Another important kind of exception to the reversal of devoicing is seen in the adverb avek ‘away.’ This word was originally aveg, with a voiced consonant. This adverb also had no inflected relatives which allowed the underlying voicing of the final consonant to be unambiguously determined, so once the devoicing rule was added to the grammar, it was impossible to determine whether the underlying form was /avek/ or /aveg/. Again, starting from the assumption that underlying forms do not deviate from surface forms without reason, there is no reason to assume that phonetic [avek] derives from anything other than /avek/, since the word is actually pronounced [avek]. The fact that the underlying form is directly revealed as avek in the dialects which dropped devoicing supports this decision.

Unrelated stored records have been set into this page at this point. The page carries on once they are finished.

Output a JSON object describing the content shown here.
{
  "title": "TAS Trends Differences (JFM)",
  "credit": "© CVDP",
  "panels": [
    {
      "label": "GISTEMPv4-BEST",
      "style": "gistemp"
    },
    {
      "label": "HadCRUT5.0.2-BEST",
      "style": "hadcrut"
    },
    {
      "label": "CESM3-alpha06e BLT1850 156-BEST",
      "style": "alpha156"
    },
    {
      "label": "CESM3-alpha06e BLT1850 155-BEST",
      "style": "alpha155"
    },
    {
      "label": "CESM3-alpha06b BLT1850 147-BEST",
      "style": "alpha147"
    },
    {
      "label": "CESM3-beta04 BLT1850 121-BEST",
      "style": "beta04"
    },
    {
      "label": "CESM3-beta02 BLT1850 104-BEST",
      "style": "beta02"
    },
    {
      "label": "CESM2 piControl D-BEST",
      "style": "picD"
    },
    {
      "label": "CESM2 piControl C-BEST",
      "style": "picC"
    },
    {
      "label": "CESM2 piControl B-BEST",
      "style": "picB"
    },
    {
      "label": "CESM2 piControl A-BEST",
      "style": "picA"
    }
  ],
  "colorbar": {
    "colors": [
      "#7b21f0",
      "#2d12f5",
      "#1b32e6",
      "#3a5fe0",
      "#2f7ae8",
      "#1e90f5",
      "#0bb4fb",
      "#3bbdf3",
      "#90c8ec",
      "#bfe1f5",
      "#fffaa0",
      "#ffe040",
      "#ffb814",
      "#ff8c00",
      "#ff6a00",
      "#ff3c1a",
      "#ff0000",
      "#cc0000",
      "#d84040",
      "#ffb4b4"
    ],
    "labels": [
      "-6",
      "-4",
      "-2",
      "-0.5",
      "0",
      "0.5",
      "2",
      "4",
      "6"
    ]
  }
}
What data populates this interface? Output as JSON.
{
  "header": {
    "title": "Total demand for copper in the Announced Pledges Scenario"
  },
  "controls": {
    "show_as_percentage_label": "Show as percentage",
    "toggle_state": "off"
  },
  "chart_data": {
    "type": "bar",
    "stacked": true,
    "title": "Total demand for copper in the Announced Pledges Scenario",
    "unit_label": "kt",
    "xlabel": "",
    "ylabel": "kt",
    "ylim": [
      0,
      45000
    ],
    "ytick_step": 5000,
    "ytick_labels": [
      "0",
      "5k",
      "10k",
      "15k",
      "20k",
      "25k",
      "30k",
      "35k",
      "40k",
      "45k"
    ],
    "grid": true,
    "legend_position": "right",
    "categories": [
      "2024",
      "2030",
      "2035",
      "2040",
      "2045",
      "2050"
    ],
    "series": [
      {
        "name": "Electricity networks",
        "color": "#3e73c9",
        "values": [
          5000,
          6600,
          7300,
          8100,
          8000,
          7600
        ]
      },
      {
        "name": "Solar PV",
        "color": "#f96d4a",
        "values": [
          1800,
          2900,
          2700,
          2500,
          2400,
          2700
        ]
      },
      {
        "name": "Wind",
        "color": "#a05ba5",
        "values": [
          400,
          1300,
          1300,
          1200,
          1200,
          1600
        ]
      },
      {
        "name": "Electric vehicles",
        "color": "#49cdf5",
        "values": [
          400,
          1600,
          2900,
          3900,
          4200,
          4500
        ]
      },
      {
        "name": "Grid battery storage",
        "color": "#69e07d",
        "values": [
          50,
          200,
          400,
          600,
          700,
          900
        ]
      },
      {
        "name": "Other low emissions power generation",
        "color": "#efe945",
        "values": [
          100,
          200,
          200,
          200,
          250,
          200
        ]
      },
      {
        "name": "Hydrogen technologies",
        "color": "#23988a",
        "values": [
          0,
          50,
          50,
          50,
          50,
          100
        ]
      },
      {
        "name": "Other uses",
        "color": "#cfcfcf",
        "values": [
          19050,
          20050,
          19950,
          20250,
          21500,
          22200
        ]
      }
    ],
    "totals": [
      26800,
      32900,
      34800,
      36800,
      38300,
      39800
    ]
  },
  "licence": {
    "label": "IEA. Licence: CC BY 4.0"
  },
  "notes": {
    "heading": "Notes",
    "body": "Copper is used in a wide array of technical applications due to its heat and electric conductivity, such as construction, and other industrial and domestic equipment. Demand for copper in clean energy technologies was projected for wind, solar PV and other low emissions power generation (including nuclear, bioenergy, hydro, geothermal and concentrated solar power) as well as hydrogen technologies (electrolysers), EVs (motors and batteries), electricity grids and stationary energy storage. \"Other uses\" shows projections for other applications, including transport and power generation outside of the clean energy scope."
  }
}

The example also reveals something interesting about what might (but does not) constitute a “reason” for abstractness. The adverb avek is historically related to the noun veg ‘way.’ The voicing of the last consonant in the noun stem can be recovered within the paradigm given the earlier alternations vek ‘way’ ~ vegn ‘ways,’ because the singular and plural forms of the noun are clearly related to each other. The evidence from the plural noun had no impact on the child’s selection of the underlying form for the adverb, since there is no synchronic connection between the adverb and the noun – no process derives nouns and adverbs from a unified source, so nothing connects the words for ‘way’ and ‘away.’ The divergence of veg and avek in Yiddish points out that you cannot freely assume that any two phonetically and semantically similar words are actually derived from a single underlying form.